20 March 2007

The VHS Tape 1976-2007

VHS tapeThe VHS Tape has unspooled for the last time, its glossy surface ripped from its plasticky exterior by economists at the Office of National Statistics, who have extracted it from the shopping basket of goods and services used to judge the rate of inflation and thrown it into the bin alongside brie, vegetable oil and sprouts.

The Vertical Helical Scan System, known to millions simply as "the VHS" or (every time it unaccountably failed to record the whole of one's favourite programme) "that bloody thing" - was born in 1976. From birth it was to have a hard life. Even as it emerged from the womb of the JVC corporation it was to find rival mother Sony standing over it, pillow in hand, as it prepared to smother the child in favour of its own offspring, Betamax. Fortunately, the errant Japanese corporation was dragged away to a quiet room and, despite its inferior picture, VHS was ultimately to triumph over its rival after impressing the public with the size of its recording capacity. Thus began VHS's popularity as millions marvelled at their ability to record TV programmes while they were out… and then leave them unwatched until they were taped over a few days later.

The VHS was to prove a major stepping-stone in the life of many a child. Not only did it give the average 5-year-old their first opportunity to triumph over their parents by being able to tape hour after hour of Battle of the Planets while the adults could only manage a recording that ended halfway through Bullseye, it also gave millions of impressionable adolescents the chance to broaden their cultural education by watching fifth generation pirate copies of Driller Killer and recording subtitled films on BBC2 or Channel 4 in the hope of a fleeting glimpse of arthouse nudity (hopes which, thanks to the technological precision of the pause function, were inevitably crushed).

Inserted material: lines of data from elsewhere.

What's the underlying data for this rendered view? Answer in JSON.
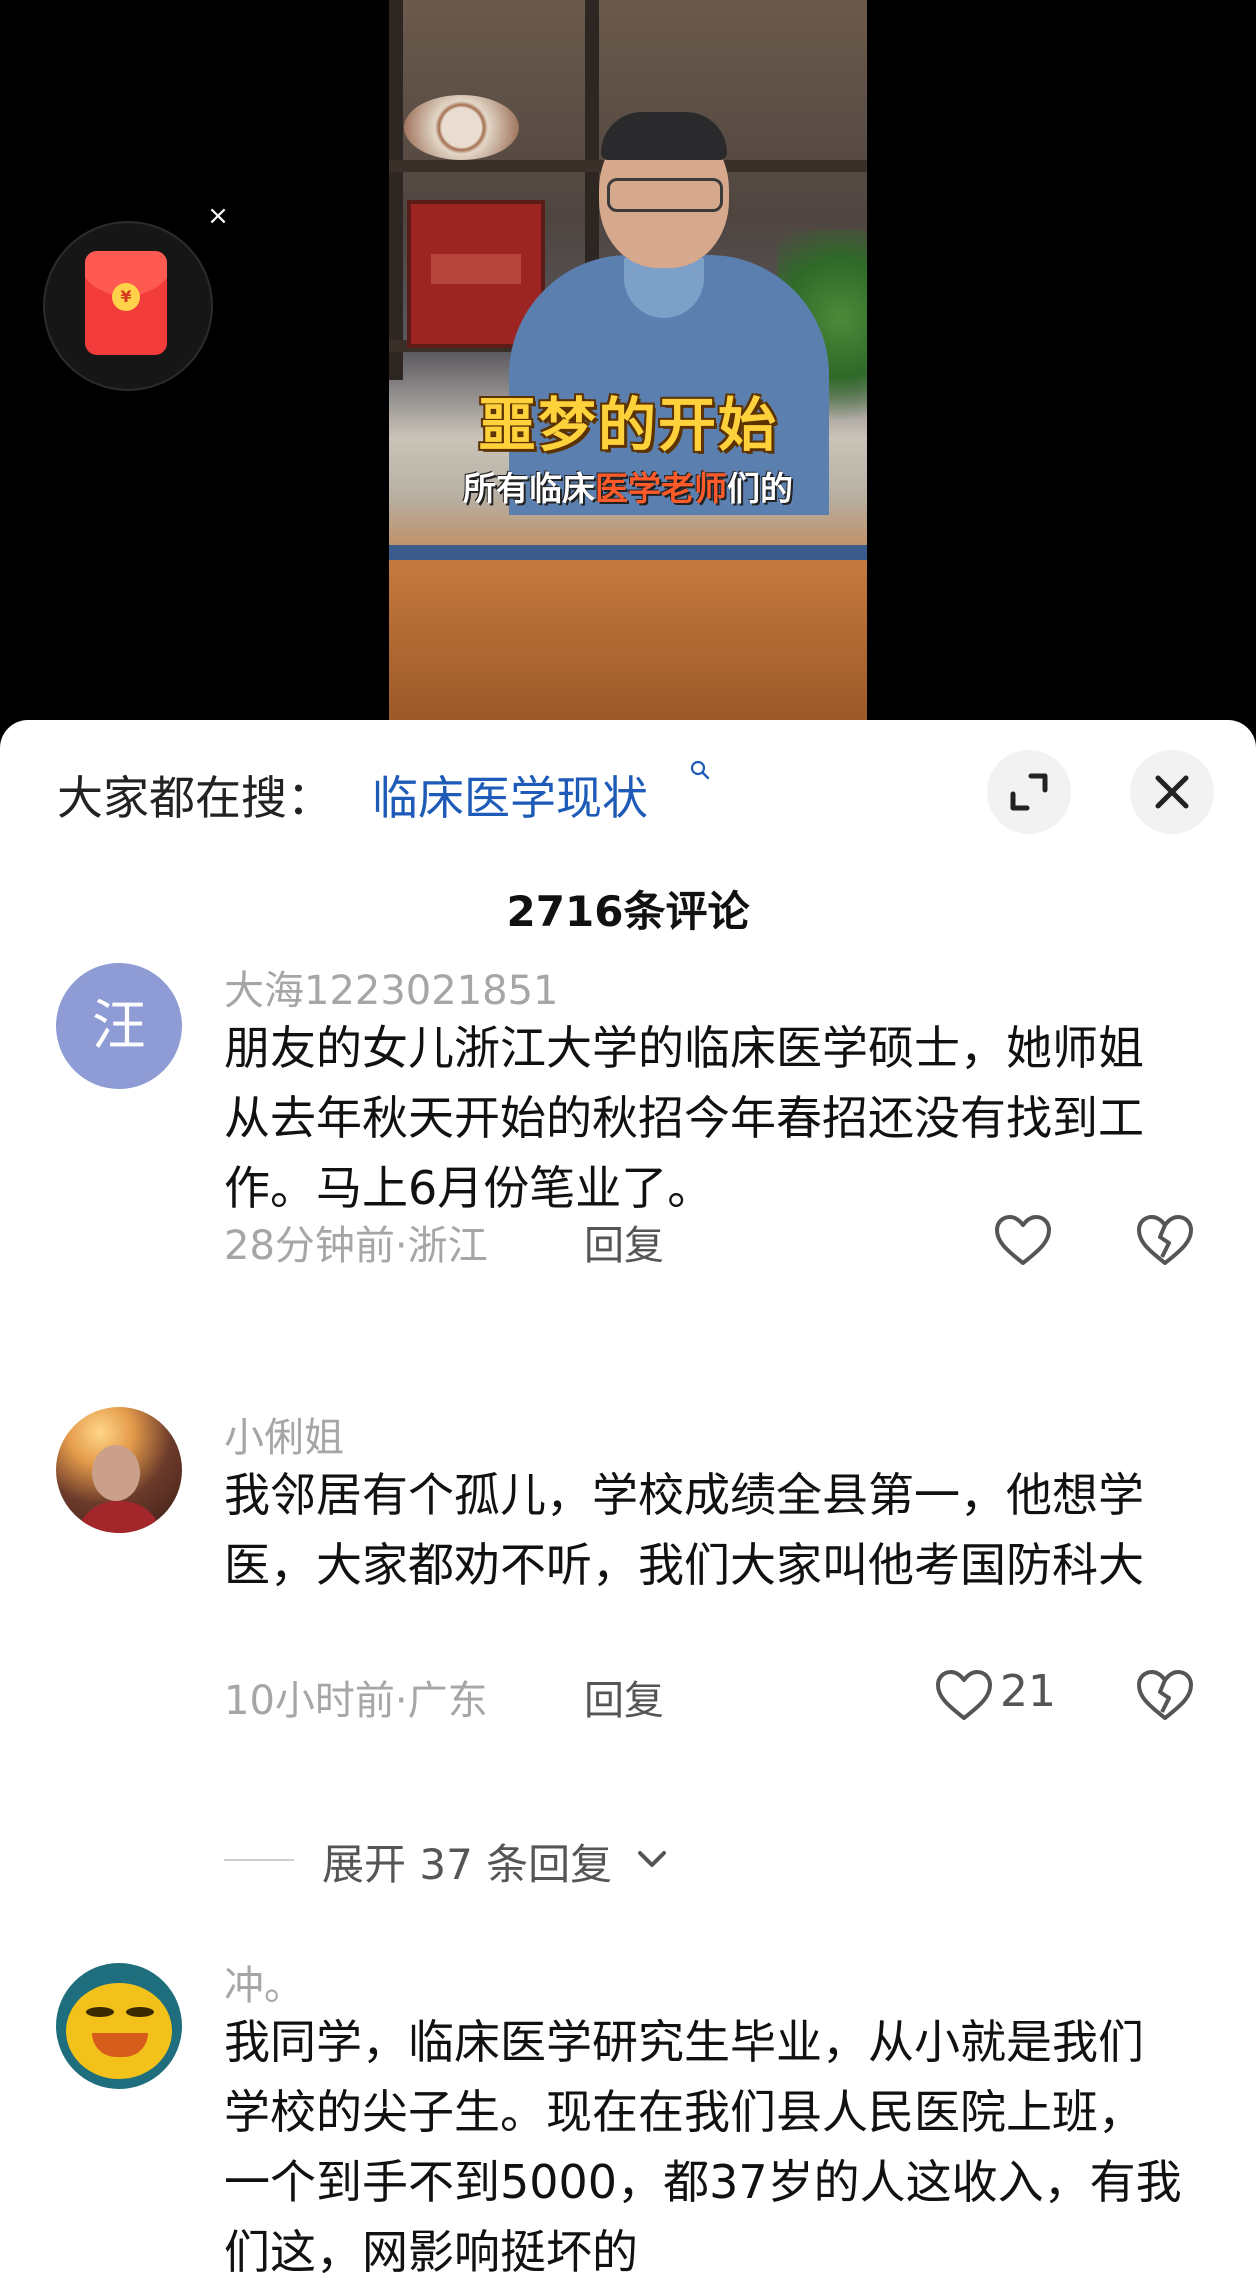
{
  "video": {
    "caption_main": "噩梦的开始",
    "caption_sub_pre": "所有临床",
    "caption_sub_highlight": "医学老师",
    "caption_sub_post": "们的",
    "highlight_color": "#ff5a2a",
    "caption_color": "#ffd23c"
  },
  "redpacket": {
    "coin_glyph": "¥",
    "close_glyph": "×",
    "icon": "red-envelope-icon"
  },
  "search": {
    "prefix": "大家都在搜：",
    "query": "临床医学现状",
    "link_color": "#1e5bb8"
  },
  "header": {
    "comment_count": "2716条评论"
  },
  "comments": [
    {
      "avatar_text": "汪",
      "avatar_color": "#8e9bd4",
      "username": "大海1223021851",
      "text": "朋友的女儿浙江大学的临床医学硕士，她师姐从去年秋天开始的秋招今年春招还没有找到工作。马上6月份笔业了。",
      "meta": "28分钟前·浙江",
      "reply": "回复",
      "likes": ""
    },
    {
      "avatar_text": "",
      "username": "小俐姐",
      "text": "我邻居有个孤儿，学校成绩全县第一，他想学医，大家都劝不听，我们大家叫他考国防科大",
      "meta": "10小时前·广东",
      "reply": "回复",
      "likes": "21",
      "expand_label": "展开 37 条回复"
    },
    {
      "avatar_text": "",
      "username": "冲。",
      "text": "我同学，临床医学研究生毕业，从小就是我们学校的尖子生。现在在我们县人民医院上班，一个到手不到5000，都37岁的人这收入，有我们这，网影响挺坏的"
    }
  ]
}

VHS mountainWith the birth of its younger sibling, the VHS camera, the Tape enjoyed amazing commercial success enabling people to video their own weddings and birthday parties – and then send the oh-so-hilarious results to Jeremy Beadle’s You’ve Been Framed - and later allowing unknown micro-personalities such as Abi Titmuss to become very-well-known micro-personalities when recordings of their most intimate moments somehow found their way to the desks of every newspaper and PR agency.

It was the introduction of digital technology which saw the Tape facing its final rewind. Its binary relative, The DVD, stole the show and viewers’ affections by being able to provide movies with a sharper picture, surround sound and a commentary from the director’s chauffeur’s uncle’s sister at the push of a button.

The Tape deteriorated rapidly – stretching and distorting the picture and losing its sound quality in a gale of white noise – at which point the ONS consultants agreed that it no longer had a sustainable quality of life and, for the last time, gently untangled it from the playback heads and replaced it in its tired and worn-out cardboard sleeve.

The VHS Tape will be buried at car boot sales and charity shops across the country. It is survived by The DVD-RW, Hard-Disk Recorder and accidentally recording over that episode of The Persuaders on ITV4 you really wanted to watch.